OUR WORLD IS AN UNCERTAIN PLACE WHERE BIOLOGICAL SYSTEMS AND FINANCIAL MARKETS CAN COLLAPSE IN AN INSTANT.
POWERFUL PREDICTIVE MODELS FUELED BY SMARTER DATA SETS ARE THE TOOLS THAT WILL ALLOW US TO KNOW SOONER ANDADAPT MORE QUICKLY TO THE PROBLEMS THAT DEFINE OUR COMPLEX AGE.
On July 10, 2009, Swiss econophysicist Didier Sornette published a paper in the online journal arXiv.org bearing the provocative title, “The Chinese Equity Bubble: Ready to Burst.” The title implied that Sornette had accomplished a seemingly impossible feat: building a model of financial markets that was able to identify bubbles and predict when they would burst.
Sornette and his team asserted that they had found a bubble in the Shanghai Composite Index, and more boldly, that this bubble would end between July 17 and 27. Few outside of Sornette’s group saw reason to believe the prediction, because constructing a model of a financial market and making accurate predictions about its future behavior have been a long-sought holy grail of economics.
Perhaps not surprisingly, the 27th came and went, and the index continued to climb. Sornette seemed to have failed. But then on August 4 the market changed course. The index dropped sharply. Over the course of the next two weeks it fell almost 20 percent. Sornette’s prediction was correct.
There is still much debate as to whether Sornette’s team actually succeeded in forecasting the decline in the Shanghai Index. Some critics claim that the prediction itself may have influenced investor behavior and caused the market to drop, and many others simply question the idea that we are capable of making such accurate predictions at all about systems as complex as the Chinese stock market. But Sornette’s team is not alone. His is one of a number of pioneering groups of multidisciplinary researchers seeking to identify reliable, generic early warning signs that can be used to forecast the behavior of a wide variety of social, planetary, and biological systems.

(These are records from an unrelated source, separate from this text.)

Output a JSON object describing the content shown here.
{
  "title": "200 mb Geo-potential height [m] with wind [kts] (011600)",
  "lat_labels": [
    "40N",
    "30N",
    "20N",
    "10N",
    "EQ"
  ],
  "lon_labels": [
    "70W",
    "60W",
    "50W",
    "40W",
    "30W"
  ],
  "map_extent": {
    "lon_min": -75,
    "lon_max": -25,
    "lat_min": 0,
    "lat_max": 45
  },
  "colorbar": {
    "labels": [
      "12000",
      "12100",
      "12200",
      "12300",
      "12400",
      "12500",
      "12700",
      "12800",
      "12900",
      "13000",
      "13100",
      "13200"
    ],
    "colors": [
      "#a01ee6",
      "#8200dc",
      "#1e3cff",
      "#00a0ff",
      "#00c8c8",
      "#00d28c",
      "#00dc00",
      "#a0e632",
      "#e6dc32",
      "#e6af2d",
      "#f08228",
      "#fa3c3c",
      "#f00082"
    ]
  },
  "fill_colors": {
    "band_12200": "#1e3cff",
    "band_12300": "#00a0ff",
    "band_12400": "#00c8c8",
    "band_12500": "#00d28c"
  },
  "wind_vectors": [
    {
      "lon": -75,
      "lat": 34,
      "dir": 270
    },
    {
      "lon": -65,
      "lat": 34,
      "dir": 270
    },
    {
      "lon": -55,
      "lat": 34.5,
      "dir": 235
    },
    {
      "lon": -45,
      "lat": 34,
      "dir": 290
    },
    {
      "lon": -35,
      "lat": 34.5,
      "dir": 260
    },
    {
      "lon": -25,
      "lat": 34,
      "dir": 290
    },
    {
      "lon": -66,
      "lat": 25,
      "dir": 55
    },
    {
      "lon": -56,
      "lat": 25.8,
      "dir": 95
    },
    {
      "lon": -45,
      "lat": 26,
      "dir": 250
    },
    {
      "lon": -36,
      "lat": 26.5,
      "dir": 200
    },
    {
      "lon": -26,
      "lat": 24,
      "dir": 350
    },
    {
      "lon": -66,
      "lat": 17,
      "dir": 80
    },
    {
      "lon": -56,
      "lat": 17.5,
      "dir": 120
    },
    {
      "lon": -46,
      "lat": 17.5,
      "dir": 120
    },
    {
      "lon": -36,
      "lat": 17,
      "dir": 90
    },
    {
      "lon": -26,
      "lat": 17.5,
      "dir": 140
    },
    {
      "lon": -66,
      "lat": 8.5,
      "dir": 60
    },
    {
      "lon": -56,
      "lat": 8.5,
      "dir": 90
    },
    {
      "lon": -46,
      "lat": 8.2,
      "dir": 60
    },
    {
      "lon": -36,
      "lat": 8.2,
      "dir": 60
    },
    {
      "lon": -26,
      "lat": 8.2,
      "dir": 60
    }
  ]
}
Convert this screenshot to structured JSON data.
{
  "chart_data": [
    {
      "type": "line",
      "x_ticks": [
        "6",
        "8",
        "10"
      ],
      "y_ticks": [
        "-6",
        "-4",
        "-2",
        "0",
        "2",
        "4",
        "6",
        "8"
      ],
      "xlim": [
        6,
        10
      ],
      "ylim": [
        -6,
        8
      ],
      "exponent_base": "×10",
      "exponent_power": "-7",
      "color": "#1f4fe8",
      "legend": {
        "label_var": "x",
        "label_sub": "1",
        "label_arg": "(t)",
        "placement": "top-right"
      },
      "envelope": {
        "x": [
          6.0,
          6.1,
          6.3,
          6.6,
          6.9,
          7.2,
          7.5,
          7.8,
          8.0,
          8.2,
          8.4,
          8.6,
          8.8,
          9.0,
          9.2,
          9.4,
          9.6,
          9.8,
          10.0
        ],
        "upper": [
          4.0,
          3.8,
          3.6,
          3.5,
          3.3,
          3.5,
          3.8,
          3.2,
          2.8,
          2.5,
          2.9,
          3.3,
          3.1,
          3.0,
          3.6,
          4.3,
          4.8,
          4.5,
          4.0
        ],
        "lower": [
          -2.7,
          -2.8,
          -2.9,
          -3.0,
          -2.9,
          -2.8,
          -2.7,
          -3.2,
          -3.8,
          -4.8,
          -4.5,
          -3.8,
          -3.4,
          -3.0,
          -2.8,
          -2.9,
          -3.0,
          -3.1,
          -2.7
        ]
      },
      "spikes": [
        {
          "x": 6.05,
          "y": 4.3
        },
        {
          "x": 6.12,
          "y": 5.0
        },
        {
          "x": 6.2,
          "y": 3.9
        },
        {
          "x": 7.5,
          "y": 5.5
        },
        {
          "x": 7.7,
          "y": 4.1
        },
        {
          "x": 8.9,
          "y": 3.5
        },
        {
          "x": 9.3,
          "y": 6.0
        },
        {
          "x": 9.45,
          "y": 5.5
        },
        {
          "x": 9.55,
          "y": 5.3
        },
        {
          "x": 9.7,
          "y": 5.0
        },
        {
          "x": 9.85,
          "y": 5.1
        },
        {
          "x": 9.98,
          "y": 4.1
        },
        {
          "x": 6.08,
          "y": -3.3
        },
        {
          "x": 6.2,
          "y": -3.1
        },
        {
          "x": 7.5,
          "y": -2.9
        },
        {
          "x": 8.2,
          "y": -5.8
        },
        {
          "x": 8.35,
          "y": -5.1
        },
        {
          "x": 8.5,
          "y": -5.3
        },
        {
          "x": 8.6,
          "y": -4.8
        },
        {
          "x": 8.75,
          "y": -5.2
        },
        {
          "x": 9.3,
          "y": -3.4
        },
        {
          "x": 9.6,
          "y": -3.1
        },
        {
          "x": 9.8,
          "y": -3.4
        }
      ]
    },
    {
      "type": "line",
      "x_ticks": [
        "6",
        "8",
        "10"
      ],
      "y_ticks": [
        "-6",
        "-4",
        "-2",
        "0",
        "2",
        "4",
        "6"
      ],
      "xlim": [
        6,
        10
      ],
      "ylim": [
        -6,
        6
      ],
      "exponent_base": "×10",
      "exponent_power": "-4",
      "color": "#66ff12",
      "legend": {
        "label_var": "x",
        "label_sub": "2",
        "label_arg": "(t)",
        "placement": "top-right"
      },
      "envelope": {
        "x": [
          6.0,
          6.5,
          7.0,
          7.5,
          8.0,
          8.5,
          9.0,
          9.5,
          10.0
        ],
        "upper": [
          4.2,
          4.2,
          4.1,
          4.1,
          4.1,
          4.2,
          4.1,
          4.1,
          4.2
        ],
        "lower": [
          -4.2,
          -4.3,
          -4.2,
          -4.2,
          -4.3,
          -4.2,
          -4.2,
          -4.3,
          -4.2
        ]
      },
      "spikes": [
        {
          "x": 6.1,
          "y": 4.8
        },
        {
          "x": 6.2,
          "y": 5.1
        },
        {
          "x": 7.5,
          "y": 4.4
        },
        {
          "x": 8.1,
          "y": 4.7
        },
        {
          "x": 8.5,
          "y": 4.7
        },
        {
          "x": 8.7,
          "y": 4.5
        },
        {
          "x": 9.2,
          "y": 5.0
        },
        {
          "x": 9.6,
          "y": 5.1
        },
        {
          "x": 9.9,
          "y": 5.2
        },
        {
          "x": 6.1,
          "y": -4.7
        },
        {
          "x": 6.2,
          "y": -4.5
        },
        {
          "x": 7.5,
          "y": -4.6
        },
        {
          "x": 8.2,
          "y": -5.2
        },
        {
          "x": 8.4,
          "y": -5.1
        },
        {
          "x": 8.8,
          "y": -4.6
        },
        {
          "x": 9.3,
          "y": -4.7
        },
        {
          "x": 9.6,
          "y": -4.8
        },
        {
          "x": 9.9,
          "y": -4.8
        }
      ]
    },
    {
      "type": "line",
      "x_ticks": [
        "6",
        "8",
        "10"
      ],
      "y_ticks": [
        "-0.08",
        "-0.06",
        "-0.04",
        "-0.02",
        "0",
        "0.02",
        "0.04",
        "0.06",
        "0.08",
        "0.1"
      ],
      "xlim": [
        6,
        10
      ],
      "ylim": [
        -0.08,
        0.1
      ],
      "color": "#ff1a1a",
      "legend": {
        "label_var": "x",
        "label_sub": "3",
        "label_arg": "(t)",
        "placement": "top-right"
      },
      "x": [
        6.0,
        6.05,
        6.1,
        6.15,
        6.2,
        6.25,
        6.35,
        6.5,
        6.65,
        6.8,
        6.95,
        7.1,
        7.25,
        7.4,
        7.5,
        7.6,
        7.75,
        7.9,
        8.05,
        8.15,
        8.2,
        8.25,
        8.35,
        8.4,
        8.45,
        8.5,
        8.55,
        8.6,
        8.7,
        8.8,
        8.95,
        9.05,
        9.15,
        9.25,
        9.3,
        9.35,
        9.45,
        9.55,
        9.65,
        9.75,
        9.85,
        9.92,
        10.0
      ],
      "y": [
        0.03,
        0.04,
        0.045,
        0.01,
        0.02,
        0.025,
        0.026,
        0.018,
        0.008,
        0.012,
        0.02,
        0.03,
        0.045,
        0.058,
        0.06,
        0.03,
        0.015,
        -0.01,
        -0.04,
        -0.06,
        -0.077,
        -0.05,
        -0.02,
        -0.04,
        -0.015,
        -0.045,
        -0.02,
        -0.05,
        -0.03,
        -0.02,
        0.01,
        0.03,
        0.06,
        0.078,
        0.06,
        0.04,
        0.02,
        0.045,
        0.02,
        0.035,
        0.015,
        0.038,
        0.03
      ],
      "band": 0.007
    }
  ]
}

This wasn’t Sornette’s first experience with the vagaries of a dynamic system. Before turning his attention to finance, Sornette studied rupture points in biological systems, which led to predicting earthquake eruptions. “But natural systems don’t fight back,” Sornette says of his decision to attempt predictive models of more complex systems. “In social systems such as markets, the theories become the engines that modify the structure of the system.” To date, his model stands out as one of the only potentially successful attempts to predict the behavior of a real-world complex system. But more may soon be on the way. Researchers have spent the past few decades laying the theoretical groundwork necessary to build powerful predictive models. Now smarter technologies capable of collecting and parsing more robust data sets than ever before may begin fueling these models with the information they need to address some of the world’s most pressing problems.